As we reflect on their lives and their love and honor Tatay’s memory, I am grateful for the sacrifices Nanay and Tatay made. I am grateful for the path they laid beneath their feet. I am grateful for the path they left me. I am grateful for the path I now create. This path is created by stones of humility, kindness, laughter, inspiration, wisdom, compassion, and love. Characteristics they left behind for all of us.

Without Tatay, I know I would not be here. My mom would not have come to America and my dad would not have met my mom. I would not have been born. At a young age, I understood that fact. Mainly because my mom would never let me forget, always saying “Without us, you wouldn’t be here.” I remember one afternoon, Tatay and Nanay were sorting through papers, photographs and other nick knacks in their room. I was working on a genealogy project for grade school and had to gather information as far back as my great grandparents. I was on a mission to fill in all the blank boxes. As I sat there, grinding them on date of births and places of birth, Tatay came across some old, faded yellow, crinkled paper. That piece of paper and the ones following it were his old military correspondence. I sat there, in their room, just watching him read them and put them away, listening to them talk about WWII and how they came to America. When I left the room, I knew I experienced something amazing.
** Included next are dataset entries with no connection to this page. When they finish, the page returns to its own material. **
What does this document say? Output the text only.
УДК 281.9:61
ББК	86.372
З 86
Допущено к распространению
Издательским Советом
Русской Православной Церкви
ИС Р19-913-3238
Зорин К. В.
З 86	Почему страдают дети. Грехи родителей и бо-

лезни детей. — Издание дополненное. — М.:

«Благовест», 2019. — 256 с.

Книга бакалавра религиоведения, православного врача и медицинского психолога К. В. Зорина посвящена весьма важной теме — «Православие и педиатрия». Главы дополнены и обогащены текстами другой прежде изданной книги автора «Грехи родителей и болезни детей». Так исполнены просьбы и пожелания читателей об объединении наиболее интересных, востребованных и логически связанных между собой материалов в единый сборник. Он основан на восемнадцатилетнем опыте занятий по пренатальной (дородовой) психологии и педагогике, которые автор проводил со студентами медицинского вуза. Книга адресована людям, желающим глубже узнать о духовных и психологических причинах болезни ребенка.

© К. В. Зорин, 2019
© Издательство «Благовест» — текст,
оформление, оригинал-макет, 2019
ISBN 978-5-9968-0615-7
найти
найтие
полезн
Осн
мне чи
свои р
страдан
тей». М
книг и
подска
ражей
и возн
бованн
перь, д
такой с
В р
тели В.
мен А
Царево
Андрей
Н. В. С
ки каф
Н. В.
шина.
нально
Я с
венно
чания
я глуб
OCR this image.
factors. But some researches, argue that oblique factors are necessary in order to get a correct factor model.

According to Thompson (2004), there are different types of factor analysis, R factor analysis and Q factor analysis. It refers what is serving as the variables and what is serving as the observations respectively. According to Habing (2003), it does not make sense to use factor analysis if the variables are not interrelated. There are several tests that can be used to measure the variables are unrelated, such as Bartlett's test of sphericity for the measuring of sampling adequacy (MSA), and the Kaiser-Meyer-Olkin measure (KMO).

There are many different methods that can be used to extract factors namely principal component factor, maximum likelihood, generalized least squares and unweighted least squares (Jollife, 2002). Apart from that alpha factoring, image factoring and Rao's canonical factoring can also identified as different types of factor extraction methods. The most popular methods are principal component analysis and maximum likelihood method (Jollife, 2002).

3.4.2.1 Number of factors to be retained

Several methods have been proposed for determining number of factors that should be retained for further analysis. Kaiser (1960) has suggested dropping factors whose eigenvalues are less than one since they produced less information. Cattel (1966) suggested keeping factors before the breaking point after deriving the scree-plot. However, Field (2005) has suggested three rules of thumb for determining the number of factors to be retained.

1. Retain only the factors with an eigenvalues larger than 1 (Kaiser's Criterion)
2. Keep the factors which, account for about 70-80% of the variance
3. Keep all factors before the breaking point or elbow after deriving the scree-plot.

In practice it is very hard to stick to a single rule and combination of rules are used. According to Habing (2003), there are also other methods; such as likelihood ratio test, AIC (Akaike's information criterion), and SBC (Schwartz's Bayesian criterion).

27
Weeks ago, I volunteered for an organization advocating for the Asian American immigrant community. [We were meeting with legislative counsels and aids of Congress members, asking for the current immigration debate to include shorter wait lines and faster family reunifications.] I wasn’t planning on sharing our story – of how I came to be by way of the Philippines, by way of my grandparents, by way of a veteran. But the story itself is significant and should be shared. So I told it. I told it to a man, with a thick southern accent. I shared Tatay’s story. I shared Nanay’s story. I shared our story as immigrants, as a large family, and as people. As I spoke, I became even more appreciative of all the sacrifices, love, and memories I have of my Nanay and Tatay. I can only hope that when I left the room, that man with the southern accent had experienced something as amazing as the day I listened to Nanay and Tatay years ago talking about their lives and journey to the US.

It is important for us to never forget that the path we are on – the road we travel on in this mortal world – was made possible by those that paved the way before us. Our parents, our grandparents, our great-grandparents, those deeply rooted in our family tree. Honor those sacrifices. Honor their footsteps. Honor them each and every day. Dedicate yourself to go farther than they ever dreamt possible. Dedicate yourself to help the next generation go farther than you ever dream possible. I know Tatay and Nanay would want it that way.

Thank you Tatay. Thank you Nanay. Continue to keep each other company until we meet again one day.